Several serious questions for you. 1) How are your finances and specifically your retirement assets? 2) A small shop like you are describing is what I call buying a job and, in this case, buying a marginal job at that. 3) Can you really open a shop and sell $10k-$15k of gear per week, at a minimum? From that, if you do it right, you might net $1k-$1.5k per week as your pre-tax income. That’s a solid business and yet, a lousy income.
You should search for a local, well paying job with 401k matching, health insurance, paid time off, and an income that will build up appropriate credits for your future social security benefits.
No offense intended but its ok to love hifi, you just cant let it blind you. You have around 20 years to prepare yourself financially for your retirement and you wont get it done, zero chance, from the business model described. The very fact that you had to scramble in your recent past should have been a wake up call that your chosen vocation was ill-advised financially. Think about it for a moment: you have been in the industry for 20 years and when a moment where the economy burped and life happened, your business was too fragile to be viable. And here you are again, thinking this time will be different? Seek out a new career, enjoy hifi as a user and set your self up up for financial success.
The only thing that scares me for you more than your stated proposition would be to read your post from the year 2045 when your financial future is 100% reliant on Social Security when youve paid in very little because your income record is meager. Small business owners quite often do everything in their power to drive their income as low as possible to mitigate income taxes, only to discover later that they didnt/couldnt save enough to set themselves up for a financially secure future.

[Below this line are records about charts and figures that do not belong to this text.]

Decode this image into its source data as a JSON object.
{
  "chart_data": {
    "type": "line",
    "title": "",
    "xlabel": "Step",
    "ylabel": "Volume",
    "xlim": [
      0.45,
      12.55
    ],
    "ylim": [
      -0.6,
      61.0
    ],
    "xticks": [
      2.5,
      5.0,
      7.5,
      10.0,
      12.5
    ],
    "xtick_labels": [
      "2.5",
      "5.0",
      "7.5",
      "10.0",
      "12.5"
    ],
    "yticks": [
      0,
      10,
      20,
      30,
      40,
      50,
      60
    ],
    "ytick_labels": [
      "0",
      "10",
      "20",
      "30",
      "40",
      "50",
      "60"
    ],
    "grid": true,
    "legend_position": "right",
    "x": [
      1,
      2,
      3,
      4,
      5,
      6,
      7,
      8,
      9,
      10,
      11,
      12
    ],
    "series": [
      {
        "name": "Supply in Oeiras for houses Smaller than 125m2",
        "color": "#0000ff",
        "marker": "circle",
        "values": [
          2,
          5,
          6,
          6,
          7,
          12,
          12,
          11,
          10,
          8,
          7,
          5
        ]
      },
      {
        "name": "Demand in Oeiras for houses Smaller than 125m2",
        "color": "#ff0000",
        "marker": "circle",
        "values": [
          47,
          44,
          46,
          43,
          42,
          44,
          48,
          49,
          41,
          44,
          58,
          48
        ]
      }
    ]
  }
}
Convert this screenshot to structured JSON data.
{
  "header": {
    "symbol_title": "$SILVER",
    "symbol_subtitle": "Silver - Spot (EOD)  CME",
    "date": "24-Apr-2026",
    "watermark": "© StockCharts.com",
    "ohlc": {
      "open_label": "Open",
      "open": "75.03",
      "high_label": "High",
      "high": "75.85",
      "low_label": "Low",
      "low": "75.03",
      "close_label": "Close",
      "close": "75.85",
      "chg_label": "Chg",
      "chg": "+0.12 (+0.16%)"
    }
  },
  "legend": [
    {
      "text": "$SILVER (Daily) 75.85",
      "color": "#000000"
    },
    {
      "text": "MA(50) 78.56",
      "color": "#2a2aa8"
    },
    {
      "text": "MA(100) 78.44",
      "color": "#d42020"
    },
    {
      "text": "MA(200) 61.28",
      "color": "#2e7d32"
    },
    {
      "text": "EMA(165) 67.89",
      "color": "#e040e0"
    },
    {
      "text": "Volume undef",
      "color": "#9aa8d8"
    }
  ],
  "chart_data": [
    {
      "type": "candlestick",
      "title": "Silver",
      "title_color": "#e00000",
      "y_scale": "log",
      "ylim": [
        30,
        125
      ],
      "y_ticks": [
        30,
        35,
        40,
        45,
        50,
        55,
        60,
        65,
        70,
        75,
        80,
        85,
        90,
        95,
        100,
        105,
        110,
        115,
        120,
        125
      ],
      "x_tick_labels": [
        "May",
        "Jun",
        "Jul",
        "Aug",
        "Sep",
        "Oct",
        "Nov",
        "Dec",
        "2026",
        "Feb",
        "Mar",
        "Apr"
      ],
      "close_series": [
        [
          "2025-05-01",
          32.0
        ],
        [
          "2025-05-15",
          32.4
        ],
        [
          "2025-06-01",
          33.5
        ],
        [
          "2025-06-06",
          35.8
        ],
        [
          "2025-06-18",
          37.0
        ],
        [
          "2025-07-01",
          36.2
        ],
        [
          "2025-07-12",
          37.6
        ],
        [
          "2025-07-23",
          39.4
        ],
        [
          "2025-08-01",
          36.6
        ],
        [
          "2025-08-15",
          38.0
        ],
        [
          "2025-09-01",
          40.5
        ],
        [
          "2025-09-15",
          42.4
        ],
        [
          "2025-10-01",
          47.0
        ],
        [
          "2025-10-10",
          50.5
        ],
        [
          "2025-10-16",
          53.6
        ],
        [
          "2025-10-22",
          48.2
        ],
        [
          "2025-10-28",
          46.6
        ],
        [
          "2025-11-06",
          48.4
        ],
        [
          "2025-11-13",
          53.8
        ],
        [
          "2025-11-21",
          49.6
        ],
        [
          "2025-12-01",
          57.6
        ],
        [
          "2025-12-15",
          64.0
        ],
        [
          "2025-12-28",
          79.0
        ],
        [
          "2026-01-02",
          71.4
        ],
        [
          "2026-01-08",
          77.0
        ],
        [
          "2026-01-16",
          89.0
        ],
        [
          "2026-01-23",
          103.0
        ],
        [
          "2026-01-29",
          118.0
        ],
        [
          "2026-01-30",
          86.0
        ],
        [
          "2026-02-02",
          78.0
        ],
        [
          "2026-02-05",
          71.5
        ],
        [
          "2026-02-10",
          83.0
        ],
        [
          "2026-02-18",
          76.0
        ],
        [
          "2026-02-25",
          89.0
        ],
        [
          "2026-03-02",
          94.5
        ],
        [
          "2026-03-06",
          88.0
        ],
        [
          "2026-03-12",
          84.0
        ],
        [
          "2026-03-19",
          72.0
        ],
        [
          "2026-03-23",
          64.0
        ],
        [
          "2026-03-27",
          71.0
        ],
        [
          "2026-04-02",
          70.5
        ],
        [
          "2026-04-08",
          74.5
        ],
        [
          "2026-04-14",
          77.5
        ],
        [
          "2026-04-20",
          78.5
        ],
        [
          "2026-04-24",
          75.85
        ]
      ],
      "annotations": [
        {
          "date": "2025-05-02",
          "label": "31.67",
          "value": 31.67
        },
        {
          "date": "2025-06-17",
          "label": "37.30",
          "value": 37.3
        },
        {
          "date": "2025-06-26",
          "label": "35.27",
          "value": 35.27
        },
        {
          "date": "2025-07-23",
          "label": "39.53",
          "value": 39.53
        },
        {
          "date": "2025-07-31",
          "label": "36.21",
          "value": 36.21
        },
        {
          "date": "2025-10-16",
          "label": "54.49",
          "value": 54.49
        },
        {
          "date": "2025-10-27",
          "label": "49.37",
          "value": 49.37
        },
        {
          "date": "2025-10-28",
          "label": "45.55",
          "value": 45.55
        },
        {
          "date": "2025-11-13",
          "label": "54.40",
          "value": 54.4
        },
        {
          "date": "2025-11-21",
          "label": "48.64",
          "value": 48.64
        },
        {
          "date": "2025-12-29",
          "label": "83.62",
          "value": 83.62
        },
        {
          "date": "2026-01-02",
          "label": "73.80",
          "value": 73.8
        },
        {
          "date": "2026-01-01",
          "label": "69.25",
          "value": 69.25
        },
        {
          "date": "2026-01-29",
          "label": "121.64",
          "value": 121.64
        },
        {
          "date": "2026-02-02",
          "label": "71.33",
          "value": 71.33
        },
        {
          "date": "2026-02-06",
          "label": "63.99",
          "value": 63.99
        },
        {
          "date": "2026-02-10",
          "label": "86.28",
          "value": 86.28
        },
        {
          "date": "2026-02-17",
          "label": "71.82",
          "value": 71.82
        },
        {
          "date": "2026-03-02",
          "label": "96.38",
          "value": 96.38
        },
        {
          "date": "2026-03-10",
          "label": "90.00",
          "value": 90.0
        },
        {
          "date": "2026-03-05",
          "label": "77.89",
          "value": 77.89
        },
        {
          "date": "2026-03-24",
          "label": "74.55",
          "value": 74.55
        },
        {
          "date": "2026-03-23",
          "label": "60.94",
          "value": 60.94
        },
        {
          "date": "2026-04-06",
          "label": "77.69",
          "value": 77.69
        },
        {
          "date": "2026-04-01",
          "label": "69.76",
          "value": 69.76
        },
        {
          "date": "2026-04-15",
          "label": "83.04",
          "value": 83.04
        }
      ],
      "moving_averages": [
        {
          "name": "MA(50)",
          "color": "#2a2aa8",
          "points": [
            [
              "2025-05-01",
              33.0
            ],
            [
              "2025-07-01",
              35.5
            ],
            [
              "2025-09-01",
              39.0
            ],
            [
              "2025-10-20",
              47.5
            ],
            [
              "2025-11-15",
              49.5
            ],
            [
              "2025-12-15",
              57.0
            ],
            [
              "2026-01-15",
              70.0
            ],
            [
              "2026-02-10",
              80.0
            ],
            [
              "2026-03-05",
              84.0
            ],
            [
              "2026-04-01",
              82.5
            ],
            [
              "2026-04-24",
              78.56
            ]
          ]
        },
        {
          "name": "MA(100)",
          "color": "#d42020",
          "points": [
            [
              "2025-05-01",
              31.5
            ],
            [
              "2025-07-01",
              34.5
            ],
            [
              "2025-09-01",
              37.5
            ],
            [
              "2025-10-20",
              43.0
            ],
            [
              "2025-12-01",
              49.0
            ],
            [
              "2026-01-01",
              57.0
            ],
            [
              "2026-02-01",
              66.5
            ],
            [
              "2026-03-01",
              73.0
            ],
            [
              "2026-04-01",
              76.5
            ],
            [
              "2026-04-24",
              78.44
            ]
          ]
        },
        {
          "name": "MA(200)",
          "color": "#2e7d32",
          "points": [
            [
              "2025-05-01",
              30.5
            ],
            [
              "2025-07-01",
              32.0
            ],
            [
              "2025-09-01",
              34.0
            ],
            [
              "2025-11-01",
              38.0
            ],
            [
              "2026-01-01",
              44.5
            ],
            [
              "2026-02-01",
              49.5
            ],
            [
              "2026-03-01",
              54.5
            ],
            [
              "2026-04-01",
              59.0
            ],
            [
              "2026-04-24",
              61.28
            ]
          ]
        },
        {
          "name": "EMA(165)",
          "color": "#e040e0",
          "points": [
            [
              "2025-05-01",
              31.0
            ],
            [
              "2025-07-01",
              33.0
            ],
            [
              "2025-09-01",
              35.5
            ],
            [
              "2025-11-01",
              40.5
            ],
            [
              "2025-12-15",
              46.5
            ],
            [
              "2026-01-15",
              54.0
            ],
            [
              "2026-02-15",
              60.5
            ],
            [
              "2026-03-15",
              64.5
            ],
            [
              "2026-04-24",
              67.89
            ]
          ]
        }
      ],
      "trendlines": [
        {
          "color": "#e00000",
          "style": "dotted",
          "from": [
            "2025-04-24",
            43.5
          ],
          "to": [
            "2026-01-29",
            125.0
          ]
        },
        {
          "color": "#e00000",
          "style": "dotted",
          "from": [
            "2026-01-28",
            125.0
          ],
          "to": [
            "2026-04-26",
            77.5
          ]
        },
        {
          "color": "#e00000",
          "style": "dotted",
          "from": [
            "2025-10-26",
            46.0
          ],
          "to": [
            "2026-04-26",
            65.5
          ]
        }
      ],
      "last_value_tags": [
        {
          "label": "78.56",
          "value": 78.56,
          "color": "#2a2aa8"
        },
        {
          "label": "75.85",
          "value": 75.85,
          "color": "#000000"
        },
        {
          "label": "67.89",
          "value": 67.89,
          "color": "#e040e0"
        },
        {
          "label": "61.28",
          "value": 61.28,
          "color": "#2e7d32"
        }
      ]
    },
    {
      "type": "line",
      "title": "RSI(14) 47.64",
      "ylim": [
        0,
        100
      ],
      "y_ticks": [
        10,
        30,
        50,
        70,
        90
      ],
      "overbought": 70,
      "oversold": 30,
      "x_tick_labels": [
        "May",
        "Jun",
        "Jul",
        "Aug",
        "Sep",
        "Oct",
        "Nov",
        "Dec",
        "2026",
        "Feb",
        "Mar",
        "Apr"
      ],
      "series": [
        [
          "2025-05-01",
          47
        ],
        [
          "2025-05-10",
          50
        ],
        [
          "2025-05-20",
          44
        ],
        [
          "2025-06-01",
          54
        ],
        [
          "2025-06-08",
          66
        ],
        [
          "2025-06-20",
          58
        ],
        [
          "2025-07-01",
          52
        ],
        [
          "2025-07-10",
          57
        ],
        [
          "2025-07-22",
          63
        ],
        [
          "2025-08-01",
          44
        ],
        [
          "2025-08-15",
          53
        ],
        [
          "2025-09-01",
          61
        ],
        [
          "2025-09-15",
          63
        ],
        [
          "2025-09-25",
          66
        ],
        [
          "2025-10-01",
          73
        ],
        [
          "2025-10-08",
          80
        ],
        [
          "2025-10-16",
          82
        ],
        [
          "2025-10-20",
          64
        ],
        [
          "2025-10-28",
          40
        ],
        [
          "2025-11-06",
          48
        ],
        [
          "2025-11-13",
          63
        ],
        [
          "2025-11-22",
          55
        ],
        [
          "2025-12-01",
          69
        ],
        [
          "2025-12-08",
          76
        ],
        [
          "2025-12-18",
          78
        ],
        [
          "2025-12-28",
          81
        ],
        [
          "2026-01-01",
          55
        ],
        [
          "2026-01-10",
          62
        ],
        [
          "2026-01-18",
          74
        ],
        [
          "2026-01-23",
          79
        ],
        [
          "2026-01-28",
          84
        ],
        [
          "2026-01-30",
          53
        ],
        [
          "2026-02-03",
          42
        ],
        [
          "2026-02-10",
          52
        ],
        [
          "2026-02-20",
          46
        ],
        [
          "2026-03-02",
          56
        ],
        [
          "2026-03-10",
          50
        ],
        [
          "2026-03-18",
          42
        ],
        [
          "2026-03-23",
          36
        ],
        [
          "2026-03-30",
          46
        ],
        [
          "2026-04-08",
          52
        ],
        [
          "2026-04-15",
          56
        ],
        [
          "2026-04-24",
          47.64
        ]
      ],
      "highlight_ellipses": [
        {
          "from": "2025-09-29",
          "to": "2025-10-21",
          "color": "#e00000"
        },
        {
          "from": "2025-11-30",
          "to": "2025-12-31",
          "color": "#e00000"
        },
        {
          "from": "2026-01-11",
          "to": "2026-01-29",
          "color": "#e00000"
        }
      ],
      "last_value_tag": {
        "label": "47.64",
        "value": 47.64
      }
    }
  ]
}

Just because you like hifi doesnt mean it owes you a living. If making a solid income from the hifi industry is hard today, what on earth makes you believe it will be easier going forward? Think about it for a second, you were in the business for over two decades (and while it might not have been your fault given health, death, etc) you had the worst timing in the history of hifi to shut down your business for the several years where the hifi retail business was at its apex during the pandemic.
You’re going to do what you are going to do but if you don’t already have seven figures put away for your old age, you are behind and you need to be responsible and get a job so you can build a career.